报告题目: Exploiting the advantages of the centrifugal softening effect in rotational impact energy harvesting
报告人:Dr. Shitong Fang,The Chinese University of Hong Kong
邀请人:黄冬梅
报告时间:2021年10月15日9:00-10:00
腾讯会议ID:835 657 678
报告人简介:Dr. Shitong Fang received her B.S. degree from the Sun Yat-sun University in 2017 and Ph.D. degree from the Chinese University of Hong Kong in 2021. She is now the postdoctoral researcher at the Department of Mechanical and Automation Engineering, The Chinese University of Hong Kong, Hong Kong. Dr. Fang published more than 10 papers in international journals including Journal of Sound and Vibration, Applied Physics Letters, Mechanical Systems and Signal Processing, Nonlinear Dynamics, and Smart Materials and Structures, and one featured article selected by Applied Physics Letters and reported by the famous science highlight AIP Scilight by AIP Publishing. She is currently the reviewer for Journal of Intelligent Material Systems and Structures and Mechanical Systems and Signal Processing. Her research interests include energy harvesting technique, plucking and impact frequency-up conversion, bistability/multistability, centrifugal-softening and -stiffening effects and other nonlinear dynamics.

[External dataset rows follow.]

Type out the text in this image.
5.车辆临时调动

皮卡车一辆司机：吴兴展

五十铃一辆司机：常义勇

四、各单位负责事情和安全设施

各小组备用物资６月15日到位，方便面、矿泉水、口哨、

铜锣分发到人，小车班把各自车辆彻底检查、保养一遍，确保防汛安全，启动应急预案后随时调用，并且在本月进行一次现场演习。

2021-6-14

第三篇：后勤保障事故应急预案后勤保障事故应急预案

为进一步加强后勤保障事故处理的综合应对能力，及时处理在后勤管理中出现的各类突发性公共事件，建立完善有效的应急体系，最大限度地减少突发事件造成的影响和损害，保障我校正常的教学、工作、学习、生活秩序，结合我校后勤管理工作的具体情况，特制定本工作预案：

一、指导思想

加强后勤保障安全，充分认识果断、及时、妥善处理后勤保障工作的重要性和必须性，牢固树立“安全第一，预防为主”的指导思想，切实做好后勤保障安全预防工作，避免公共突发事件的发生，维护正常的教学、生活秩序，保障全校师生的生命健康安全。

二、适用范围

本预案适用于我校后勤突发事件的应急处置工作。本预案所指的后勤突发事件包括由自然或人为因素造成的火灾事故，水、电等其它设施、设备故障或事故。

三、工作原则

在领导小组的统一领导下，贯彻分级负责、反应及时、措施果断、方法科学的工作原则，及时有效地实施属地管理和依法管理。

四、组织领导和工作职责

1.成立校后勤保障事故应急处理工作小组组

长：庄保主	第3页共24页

Abstract:A rotational impact energy harvester is presented by utilizing the centrifugal softening effect of an inverted driving beam in improving the energy harvesting performance of two piezoelectric beams at low rotational frequencies. By the proposed structure, the static divergence of the inverted driving beam in the deflected mode can not only be avoided but also be utilized. Numerical and experimental results show that the centrifugal softening effect can amplify the relative motion between the driving and generating beams and increase the impact force, which in turn improves the output power significantly. The maximum output power of the harvester is increased by 212.5%, 258.7%, and 682.8% for the impact gaps of 1.07 mm, 1.43 mm, and 2.14 mm, respectively. Moreover, the inverted driving beam can be prevented from continuously deflecting by introducing large impact stiffness at the contact instant.